Hip OPsession 2016 - Enquête sur l’accessibilité
Le hip-hop en partage
L’une des priorités pour la 12ème édition du festival Hip OPsession, c’est l’accessibilité pour tous, et notamment pour le public sourd et malentendant. Une action mise en place depuis 2007 qui n’a cessé de se développer depuis.
Pour l’édition 2016, le festival Hip OPsession poursuit sa démarche pour l’accès à tous les publics. Différentes actions sont prévues pour le public sourd et malentendant au cours du festival Hip OPsession : un concert chansigné, des interprètes sur grand écran pendant les battles, des accueils et des rencontres interprétées en LSF sur les différents événements. Entre autres. Car d’année en année, l’éventail des actions menées pour tous les publics s’élargit.
« Le temps fort, c’était le concert chansigné de Radikal MC et Laëty le 20 février au Ferrailleur. C’est une création originale pour le festival », explique Pierrick Vially, chargé d’action culturelle au sein de l’association Pick Up Production, qui organise le festival Hip OPsession.
Un concert co-interprété pour les sourds et les entendants
Radikal MC, lui, est un rappeur originaire de la banlieue parisienne qui a déjà un parcours artistique riche : « J’ai commencé la musique, je devais avoir 10 ans. J’ai pris ça au sérieux quand j’en ai eu 20 », se souvient-il. Et depuis, les projets se sont enchaînés pour le MC qui a commencé au studio le Mouvement authentique : album en 2010, projets gratuits les années suivantes et enfin un album en 2015, Lever l’encre. « Et c’est cet album-là que l’on défend », explique-t-il, avant d’ajouter : « Mon lien avec la culture sourde, c’est que mes parents le sont ». Un enfant de parents sourds, que l’on appelle aussi « coda », ou « child of deaf adult ».

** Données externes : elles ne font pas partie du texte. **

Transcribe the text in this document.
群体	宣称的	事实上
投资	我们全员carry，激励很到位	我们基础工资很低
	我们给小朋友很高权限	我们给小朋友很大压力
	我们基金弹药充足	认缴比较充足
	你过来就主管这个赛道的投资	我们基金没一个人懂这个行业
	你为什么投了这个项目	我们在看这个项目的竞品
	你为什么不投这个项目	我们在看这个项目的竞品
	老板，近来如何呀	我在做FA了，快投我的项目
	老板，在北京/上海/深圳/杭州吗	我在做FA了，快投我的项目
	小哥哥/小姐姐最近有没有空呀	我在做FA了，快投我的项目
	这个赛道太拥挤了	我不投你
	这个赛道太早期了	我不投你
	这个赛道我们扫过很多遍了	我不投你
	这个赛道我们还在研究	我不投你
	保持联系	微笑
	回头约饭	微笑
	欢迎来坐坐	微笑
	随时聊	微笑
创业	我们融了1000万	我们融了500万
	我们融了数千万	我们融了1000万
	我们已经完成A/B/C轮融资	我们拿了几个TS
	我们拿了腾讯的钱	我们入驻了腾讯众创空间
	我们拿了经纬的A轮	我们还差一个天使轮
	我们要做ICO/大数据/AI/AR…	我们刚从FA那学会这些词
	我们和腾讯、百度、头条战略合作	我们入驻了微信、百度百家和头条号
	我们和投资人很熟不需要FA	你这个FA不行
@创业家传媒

Laëty Tual, artiste chansigne nantaise, quant à elle, a embrassé la culture sourde depuis son adolescence. C’est à 15 ans que le déclic se fait pour elle, avec le livre d’Emmanuelle Laborit, Le Cri de la mouette. « À partir de là, un truc dans ma tête s’est complètement ouvert. Dans ce livre, elle parle de langue et de culture. Et c’est ça qui m’a intéressé : cette notion de langue et de culture sourde », se rappelle-t-elle. La curiosité prend le pas : stages, rencontres dans les cafés sourds-entendants, c’est ainsi qu’elle fait peu à peu sienne la culture sourde. « À force de faire des fiestas avec eux, d’aller dans les bars ou dans les boîtes, j’ai eu aussi envie de leur faire partager ce qui me donnait de l’émotion dans la musique. C’est comme ça que j’ai essayé de traduire des chansons », continue-t-elle. Pour Laëty, le premier concert sera à Toulouse en 2007. C’est à partir de 2009 qu’elle s’intègre à des groupes pour chansigner. « Je suis comme un guitariste ou un batteur. Il y a le MC et il y a Laëty. On fait le concert en groupe ! », développe-t-elle avec le sourire. « Encore aujourd’hui, j’ai droit à ce genre de question : "du coup, pour un texte de rap, tu ne signes pas tout, ça va trop vite, en fait" ? » La réponse de Laëty vient du tac-au-tac. « Je travaille comme le mec qui rappe ! » Et c’est cette démarche qu’elle entreprend avec Radikal MC : une véritable co-interprétation du concert. La collaboration entre les deux artistes le temps d’un spectacle paraît naturelle.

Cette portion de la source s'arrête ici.